Un an plus tard, des supporters du Real Madrid continuent de faire des cauchemars aussi, même si leur équipe avait remporté cette finale 1 à 0 pour conquérir leur 14e C1.

« Je suis allé à huit finales avec le Real. Celle-là, c’était clairement la pire de toutes », tacle David Caballos, vice-président du groupe de supporters madridistes « Paris 2000 », qui a retrouvé sa fourgonnette de location avec une vitre explosée après le match.

« On est allé à Amsterdam, à Cardiff, à Glasgow, à Lisbonne… et deux fois à Paris, en 2000 et en 2022. Nulle part ailleurs on n’a vu autant d’insécurité et une finale aussi mal organisée », ajoute ce supporter de 49 ans.

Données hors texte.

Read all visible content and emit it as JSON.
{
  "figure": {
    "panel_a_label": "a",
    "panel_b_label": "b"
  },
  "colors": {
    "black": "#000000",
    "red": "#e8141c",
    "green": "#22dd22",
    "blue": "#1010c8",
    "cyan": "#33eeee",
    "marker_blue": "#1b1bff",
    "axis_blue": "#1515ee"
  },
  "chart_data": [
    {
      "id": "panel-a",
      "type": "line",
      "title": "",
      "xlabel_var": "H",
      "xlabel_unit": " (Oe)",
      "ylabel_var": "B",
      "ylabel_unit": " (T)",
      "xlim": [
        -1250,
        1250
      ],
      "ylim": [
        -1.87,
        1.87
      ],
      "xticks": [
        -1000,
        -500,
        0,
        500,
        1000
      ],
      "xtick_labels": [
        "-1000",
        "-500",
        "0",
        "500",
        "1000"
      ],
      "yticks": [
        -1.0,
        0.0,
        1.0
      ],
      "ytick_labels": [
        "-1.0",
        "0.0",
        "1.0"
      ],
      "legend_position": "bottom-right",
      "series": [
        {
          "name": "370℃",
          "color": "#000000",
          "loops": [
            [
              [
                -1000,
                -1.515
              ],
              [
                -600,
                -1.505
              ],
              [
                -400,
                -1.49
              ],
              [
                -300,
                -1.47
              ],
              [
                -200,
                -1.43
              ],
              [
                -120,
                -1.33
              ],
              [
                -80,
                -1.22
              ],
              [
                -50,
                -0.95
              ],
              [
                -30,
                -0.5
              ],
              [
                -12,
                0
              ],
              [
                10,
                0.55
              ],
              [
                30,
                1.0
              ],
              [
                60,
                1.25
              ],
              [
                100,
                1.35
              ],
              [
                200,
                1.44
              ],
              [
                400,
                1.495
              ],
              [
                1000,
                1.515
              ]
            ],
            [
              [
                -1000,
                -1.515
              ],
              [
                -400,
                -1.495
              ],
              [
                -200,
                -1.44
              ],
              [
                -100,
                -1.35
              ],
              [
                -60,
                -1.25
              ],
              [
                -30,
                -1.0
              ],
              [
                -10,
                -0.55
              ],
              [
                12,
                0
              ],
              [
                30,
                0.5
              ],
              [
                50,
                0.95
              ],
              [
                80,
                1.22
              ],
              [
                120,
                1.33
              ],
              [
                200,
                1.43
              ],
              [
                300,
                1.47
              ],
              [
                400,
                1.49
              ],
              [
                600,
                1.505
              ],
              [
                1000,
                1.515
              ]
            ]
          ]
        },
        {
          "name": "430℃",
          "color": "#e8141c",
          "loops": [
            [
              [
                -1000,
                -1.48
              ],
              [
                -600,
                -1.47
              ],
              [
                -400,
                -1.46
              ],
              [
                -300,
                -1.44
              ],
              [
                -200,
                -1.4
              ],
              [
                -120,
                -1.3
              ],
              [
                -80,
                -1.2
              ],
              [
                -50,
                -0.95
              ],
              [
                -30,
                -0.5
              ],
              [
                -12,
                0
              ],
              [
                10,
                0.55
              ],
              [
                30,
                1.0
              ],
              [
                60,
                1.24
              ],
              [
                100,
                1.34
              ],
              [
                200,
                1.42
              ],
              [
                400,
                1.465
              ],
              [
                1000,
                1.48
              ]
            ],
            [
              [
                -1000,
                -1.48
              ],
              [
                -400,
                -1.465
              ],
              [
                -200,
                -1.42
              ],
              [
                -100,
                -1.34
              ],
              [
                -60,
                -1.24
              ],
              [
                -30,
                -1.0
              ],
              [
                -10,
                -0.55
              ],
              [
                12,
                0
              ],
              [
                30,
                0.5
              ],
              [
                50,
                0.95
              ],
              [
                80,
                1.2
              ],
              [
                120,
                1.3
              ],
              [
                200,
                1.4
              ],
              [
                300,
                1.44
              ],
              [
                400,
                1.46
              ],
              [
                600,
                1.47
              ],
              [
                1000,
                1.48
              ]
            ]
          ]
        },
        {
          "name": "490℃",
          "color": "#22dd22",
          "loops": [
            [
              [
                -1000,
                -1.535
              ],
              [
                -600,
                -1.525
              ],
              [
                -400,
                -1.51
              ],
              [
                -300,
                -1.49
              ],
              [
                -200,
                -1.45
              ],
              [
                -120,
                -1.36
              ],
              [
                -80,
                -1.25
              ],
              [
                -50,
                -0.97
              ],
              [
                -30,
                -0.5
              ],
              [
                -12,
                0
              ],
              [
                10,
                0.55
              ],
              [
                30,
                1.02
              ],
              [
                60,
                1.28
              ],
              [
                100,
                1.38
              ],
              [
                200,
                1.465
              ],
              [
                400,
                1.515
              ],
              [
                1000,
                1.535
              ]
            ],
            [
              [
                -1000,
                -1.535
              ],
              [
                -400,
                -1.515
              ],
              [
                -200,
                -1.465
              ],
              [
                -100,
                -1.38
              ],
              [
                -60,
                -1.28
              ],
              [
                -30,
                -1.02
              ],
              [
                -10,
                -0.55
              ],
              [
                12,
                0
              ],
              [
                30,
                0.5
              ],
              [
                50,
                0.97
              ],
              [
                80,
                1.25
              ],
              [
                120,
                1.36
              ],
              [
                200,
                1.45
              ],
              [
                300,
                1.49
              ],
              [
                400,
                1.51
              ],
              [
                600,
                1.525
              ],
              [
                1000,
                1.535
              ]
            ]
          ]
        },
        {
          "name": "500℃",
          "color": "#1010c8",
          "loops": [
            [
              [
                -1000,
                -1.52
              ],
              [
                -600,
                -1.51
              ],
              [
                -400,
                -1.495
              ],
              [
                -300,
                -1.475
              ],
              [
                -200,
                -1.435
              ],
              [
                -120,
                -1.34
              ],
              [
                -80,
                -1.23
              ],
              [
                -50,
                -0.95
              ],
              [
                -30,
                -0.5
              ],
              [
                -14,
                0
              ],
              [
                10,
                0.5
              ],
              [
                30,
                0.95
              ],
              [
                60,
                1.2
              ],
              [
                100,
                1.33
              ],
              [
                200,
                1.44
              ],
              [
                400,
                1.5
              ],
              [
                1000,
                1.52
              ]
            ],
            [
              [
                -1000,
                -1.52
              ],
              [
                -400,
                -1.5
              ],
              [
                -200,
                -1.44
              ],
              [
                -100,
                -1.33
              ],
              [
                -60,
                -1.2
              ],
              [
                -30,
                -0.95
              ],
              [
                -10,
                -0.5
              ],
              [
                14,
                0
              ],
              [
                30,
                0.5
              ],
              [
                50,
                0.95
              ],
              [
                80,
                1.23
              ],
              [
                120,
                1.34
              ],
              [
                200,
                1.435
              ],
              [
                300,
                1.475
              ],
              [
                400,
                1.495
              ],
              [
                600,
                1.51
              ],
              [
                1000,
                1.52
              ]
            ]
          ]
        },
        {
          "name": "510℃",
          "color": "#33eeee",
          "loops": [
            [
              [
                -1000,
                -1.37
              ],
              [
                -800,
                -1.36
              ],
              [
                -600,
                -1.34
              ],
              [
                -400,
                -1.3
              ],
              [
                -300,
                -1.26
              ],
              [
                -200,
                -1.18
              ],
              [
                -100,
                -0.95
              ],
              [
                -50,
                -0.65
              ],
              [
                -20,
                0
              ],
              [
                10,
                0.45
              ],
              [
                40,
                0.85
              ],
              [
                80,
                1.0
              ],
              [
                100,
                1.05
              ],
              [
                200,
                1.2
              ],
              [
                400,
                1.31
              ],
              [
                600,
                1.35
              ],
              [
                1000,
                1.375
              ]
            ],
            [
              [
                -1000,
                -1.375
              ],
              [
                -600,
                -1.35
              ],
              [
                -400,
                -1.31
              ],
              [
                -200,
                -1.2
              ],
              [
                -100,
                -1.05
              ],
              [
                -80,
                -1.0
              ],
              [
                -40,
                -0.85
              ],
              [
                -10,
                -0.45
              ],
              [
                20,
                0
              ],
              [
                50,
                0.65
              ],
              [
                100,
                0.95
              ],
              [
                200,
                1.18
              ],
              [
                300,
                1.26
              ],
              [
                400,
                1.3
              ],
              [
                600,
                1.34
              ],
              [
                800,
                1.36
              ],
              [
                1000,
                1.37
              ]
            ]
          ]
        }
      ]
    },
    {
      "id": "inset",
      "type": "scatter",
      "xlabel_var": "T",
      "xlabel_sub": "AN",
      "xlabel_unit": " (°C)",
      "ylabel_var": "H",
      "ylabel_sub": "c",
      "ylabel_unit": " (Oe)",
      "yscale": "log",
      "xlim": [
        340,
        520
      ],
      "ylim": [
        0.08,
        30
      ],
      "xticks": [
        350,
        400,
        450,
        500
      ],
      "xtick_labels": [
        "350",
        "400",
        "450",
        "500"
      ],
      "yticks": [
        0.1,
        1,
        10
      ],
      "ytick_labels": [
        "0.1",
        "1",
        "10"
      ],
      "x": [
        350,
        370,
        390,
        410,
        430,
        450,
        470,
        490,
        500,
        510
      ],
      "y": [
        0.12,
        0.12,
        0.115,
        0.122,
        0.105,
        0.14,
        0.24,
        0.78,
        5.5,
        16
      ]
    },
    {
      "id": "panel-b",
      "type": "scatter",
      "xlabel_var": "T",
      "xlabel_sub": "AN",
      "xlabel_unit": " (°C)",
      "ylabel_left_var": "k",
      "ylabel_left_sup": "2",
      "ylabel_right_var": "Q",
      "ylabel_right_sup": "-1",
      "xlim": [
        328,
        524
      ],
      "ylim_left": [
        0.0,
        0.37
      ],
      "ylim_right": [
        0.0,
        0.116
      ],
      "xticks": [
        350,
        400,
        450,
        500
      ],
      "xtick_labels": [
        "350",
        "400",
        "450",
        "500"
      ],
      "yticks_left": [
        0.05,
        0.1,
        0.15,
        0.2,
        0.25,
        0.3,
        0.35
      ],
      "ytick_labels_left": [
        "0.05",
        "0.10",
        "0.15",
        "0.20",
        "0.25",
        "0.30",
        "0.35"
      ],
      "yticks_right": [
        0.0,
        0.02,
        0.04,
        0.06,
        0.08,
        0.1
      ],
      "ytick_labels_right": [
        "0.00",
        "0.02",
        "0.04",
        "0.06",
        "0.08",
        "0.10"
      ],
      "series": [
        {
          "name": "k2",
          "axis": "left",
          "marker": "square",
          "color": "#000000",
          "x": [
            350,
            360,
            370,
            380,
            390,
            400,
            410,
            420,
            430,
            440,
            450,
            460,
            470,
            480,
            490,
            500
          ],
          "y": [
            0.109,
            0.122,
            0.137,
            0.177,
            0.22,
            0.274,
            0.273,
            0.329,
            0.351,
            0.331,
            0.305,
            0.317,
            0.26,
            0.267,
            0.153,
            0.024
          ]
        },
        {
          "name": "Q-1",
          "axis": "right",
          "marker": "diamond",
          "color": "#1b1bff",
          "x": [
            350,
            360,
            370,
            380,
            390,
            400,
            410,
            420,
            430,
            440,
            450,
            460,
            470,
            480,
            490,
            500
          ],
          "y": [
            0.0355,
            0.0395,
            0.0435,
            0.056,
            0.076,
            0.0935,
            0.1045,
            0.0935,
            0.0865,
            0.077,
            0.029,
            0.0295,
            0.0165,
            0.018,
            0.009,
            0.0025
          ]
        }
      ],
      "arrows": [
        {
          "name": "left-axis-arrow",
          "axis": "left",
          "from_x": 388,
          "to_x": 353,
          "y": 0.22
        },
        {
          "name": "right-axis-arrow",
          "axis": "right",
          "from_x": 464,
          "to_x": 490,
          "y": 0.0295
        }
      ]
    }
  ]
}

« La police a commencé à charger. L’un des policiers est revenu vers nous parce qu’il avait lui-même les yeux remplis de gaz lacrymogène. On a dû lui porter secours », se souvient Gerardo Tocino, président de la pena La Gran Familia (la grande famille, en espagnol), l’un de plus importants groupes de supporters du Real Madrid.

– Bandes organisées –

« Tonin el Torero », de son vrai nom Antonio Castano, est l’un des supporters les plus emblématiques du club merengue, toujours présent au premier rang des tribunes du Bernabeu avec sa cape. Il était aussi présent au stade de France.

« Les alentours de Saint-Denis étaient plongés dans un chaos total. Des bandes organisées tentaient de voler les gens, les gens couraient, il faisait noir — il n’y avait plus d’éclairage public –, les vitres des voitures étaient éclatées… », décrit-il, la mémoire encore à vif.

Gerardo Tocino, lui, a pris de la distance. « L’organisation, je ne l’ai pas trouvée si mauvaise, à vrai dire. Il ne faut pas faire une fixette sur ça. Ce sont des circonstances que personne ne pouvait prévoir », estime cet ancien professeur de sport à la retraite.

Mais « Tonin el Torero », lui, rappelle que « les Jeux olympiques arrivent dans très peu de temps. Et je crois la France a un problème, parce que si Saint-Denis doit accueillir des épreuves, ils devront s’assurer de mieux contrôler la sécurité ».